# WTS: PT24/7 Magazines 40SW and 9mm NIB



## casinoeye702 (Sep 17, 2008)

I am trying to sell some Taurus magazine here. Is this the right place to post or there is a specific market place where I can post the item information. I Emailed moderator few days back and have not heard anything. THX.

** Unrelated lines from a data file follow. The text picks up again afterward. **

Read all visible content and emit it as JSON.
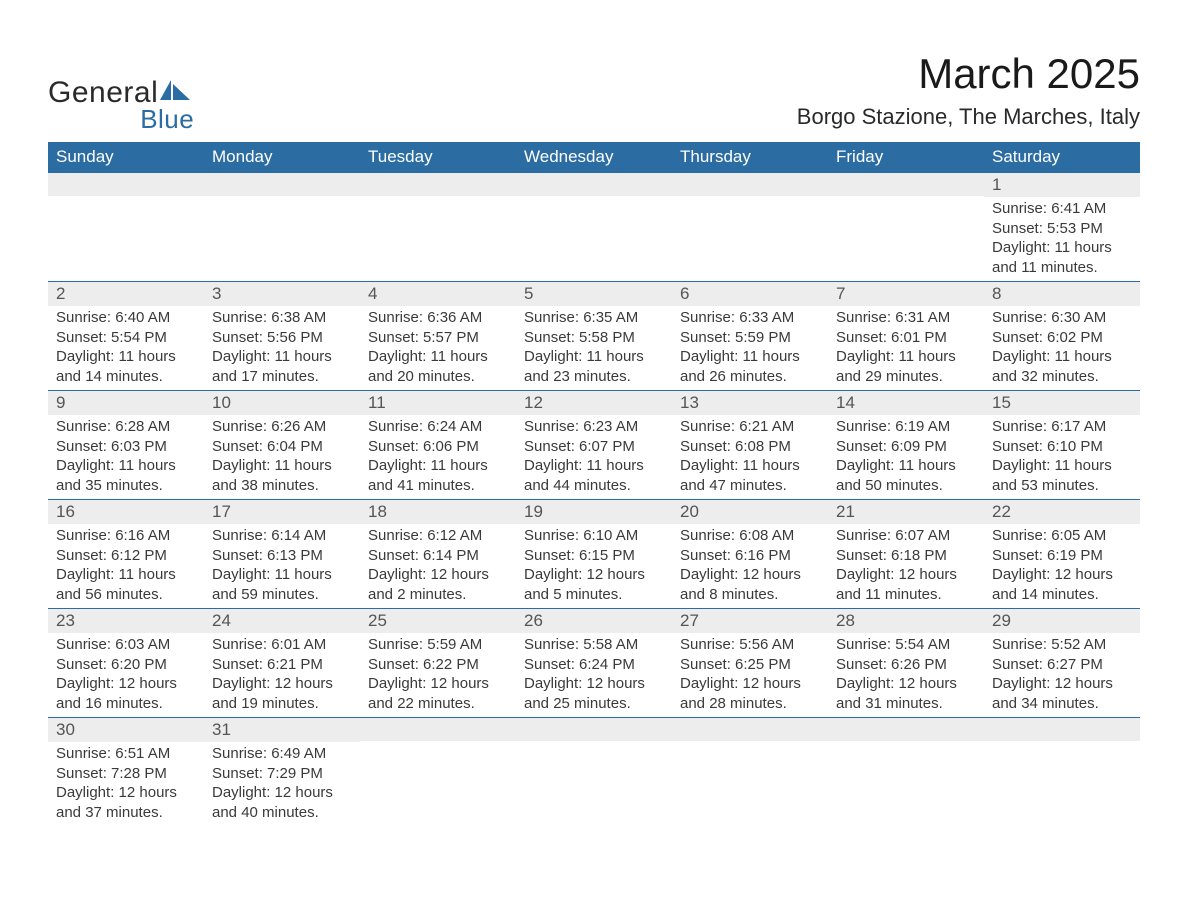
{
  "logo": {
    "word1": "General",
    "word2": "Blue"
  },
  "title": "March 2025",
  "location": "Borgo Stazione, The Marches, Italy",
  "colors": {
    "header_bg": "#2b6ca3",
    "header_text": "#ffffff",
    "daynum_bg": "#ededed",
    "border": "#2b6ca3",
    "body_text": "#3a3a3a",
    "page_bg": "#ffffff"
  },
  "typography": {
    "title_fontsize": 42,
    "location_fontsize": 22,
    "header_fontsize": 17,
    "daynum_fontsize": 17,
    "body_fontsize": 15,
    "font_family": "Arial"
  },
  "day_names": [
    "Sunday",
    "Monday",
    "Tuesday",
    "Wednesday",
    "Thursday",
    "Friday",
    "Saturday"
  ],
  "labels": {
    "sunrise": "Sunrise:",
    "sunset": "Sunset:",
    "daylight": "Daylight:"
  },
  "weeks": [
    [
      null,
      null,
      null,
      null,
      null,
      null,
      {
        "d": "1",
        "sunrise": "6:41 AM",
        "sunset": "5:53 PM",
        "daylight": "11 hours and 11 minutes."
      }
    ],
    [
      {
        "d": "2",
        "sunrise": "6:40 AM",
        "sunset": "5:54 PM",
        "daylight": "11 hours and 14 minutes."
      },
      {
        "d": "3",
        "sunrise": "6:38 AM",
        "sunset": "5:56 PM",
        "daylight": "11 hours and 17 minutes."
      },
      {
        "d": "4",
        "sunrise": "6:36 AM",
        "sunset": "5:57 PM",
        "daylight": "11 hours and 20 minutes."
      },
      {
        "d": "5",
        "sunrise": "6:35 AM",
        "sunset": "5:58 PM",
        "daylight": "11 hours and 23 minutes."
      },
      {
        "d": "6",
        "sunrise": "6:33 AM",
        "sunset": "5:59 PM",
        "daylight": "11 hours and 26 minutes."
      },
      {
        "d": "7",
        "sunrise": "6:31 AM",
        "sunset": "6:01 PM",
        "daylight": "11 hours and 29 minutes."
      },
      {
        "d": "8",
        "sunrise": "6:30 AM",
        "sunset": "6:02 PM",
        "daylight": "11 hours and 32 minutes."
      }
    ],
    [
      {
        "d": "9",
        "sunrise": "6:28 AM",
        "sunset": "6:03 PM",
        "daylight": "11 hours and 35 minutes."
      },
      {
        "d": "10",
        "sunrise": "6:26 AM",
        "sunset": "6:04 PM",
        "daylight": "11 hours and 38 minutes."
      },
      {
        "d": "11",
        "sunrise": "6:24 AM",
        "sunset": "6:06 PM",
        "daylight": "11 hours and 41 minutes."
      },
      {
        "d": "12",
        "sunrise": "6:23 AM",
        "sunset": "6:07 PM",
        "daylight": "11 hours and 44 minutes."
      },
      {
        "d": "13",
        "sunrise": "6:21 AM",
        "sunset": "6:08 PM",
        "daylight": "11 hours and 47 minutes."
      },
      {
        "d": "14",
        "sunrise": "6:19 AM",
        "sunset": "6:09 PM",
        "daylight": "11 hours and 50 minutes."
      },
      {
        "d": "15",
        "sunrise": "6:17 AM",
        "sunset": "6:10 PM",
        "daylight": "11 hours and 53 minutes."
      }
    ],
    [
      {
        "d": "16",
        "sunrise": "6:16 AM",
        "sunset": "6:12 PM",
        "daylight": "11 hours and 56 minutes."
      },
      {
        "d": "17",
        "sunrise": "6:14 AM",
        "sunset": "6:13 PM",
        "daylight": "11 hours and 59 minutes."
      },
      {
        "d": "18",
        "sunrise": "6:12 AM",
        "sunset": "6:14 PM",
        "daylight": "12 hours and 2 minutes."
      },
      {
        "d": "19",
        "sunrise": "6:10 AM",
        "sunset": "6:15 PM",
        "daylight": "12 hours and 5 minutes."
      },
      {
        "d": "20",
        "sunrise": "6:08 AM",
        "sunset": "6:16 PM",
        "daylight": "12 hours and 8 minutes."
      },
      {
        "d": "21",
        "sunrise": "6:07 AM",
        "sunset": "6:18 PM",
        "daylight": "12 hours and 11 minutes."
      },
      {
        "d": "22",
        "sunrise": "6:05 AM",
        "sunset": "6:19 PM",
        "daylight": "12 hours and 14 minutes."
      }
    ],
    [
      {
        "d": "23",
        "sunrise": "6:03 AM",
        "sunset": "6:20 PM",
        "daylight": "12 hours and 16 minutes."
      },
      {
        "d": "24",
        "sunrise": "6:01 AM",
        "sunset": "6:21 PM",
        "daylight": "12 hours and 19 minutes."
      },
      {
        "d": "25",
        "sunrise": "5:59 AM",
        "sunset": "6:22 PM",
        "daylight": "12 hours and 22 minutes."
      },
      {
        "d": "26",
        "sunrise": "5:58 AM",
        "sunset": "6:24 PM",
        "daylight": "12 hours and 25 minutes."
      },
      {
        "d": "27",
        "sunrise": "5:56 AM",
        "sunset": "6:25 PM",
        "daylight": "12 hours and 28 minutes."
      },
      {
        "d": "28",
        "sunrise": "5:54 AM",
        "sunset": "6:26 PM",
        "daylight": "12 hours and 31 minutes."
      },
      {
        "d": "29",
        "sunrise": "5:52 AM",
        "sunset": "6:27 PM",
        "daylight": "12 hours and 34 minutes."
      }
    ],
    [
      {
        "d": "30",
        "sunrise": "6:51 AM",
        "sunset": "7:28 PM",
        "daylight": "12 hours and 37 minutes."
      },
      {
        "d": "31",
        "sunrise": "6:49 AM",
        "sunset": "7:29 PM",
        "daylight": "12 hours and 40 minutes."
      },
      null,
      null,
      null,
      null,
      null
    ]
  ]
}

For Sale are some NIB Taurus Magazines. 

THREE Taurus PT24/7 13 Round 9mm magazine. $75
two Taurus PT24/7C 11 Round 40S&W magazine. $40
two Taurus PT24/7 15 Round 40S&W magazine. $45

I am located in Las Vegas. Nevada. I will be able to ship priority with additional $8.


----------



## VAMarine (Dec 25, 2008)

And the forum is broke. Editing thread.

Sent from my SM-G955U using Tapatalk


----------



## VAMarine (Dec 25, 2008)

casinoeye702 said:


> I am trying to sell some Taurus magazine here. Is this the right place to post or there is a specific market place where I can post the item information. I Emailed moderator few days back and have not heard anything. THX.


Please post quantity and price and I'll merge into a proper WTS ad.

Sent from my SM-G955U using Tapatalk


----------



## casinoeye702 (Sep 17, 2008)

Any suggestions from the members here. That will be great.

THX.


----------



## casinoeye702 (Sep 17, 2008)

9mm and 15 Rd 40 SW are sold. 
I still have 11 rd 40 SW available.


----------



## casinoeye702 (Sep 17, 2008)

All Gone. THX


----------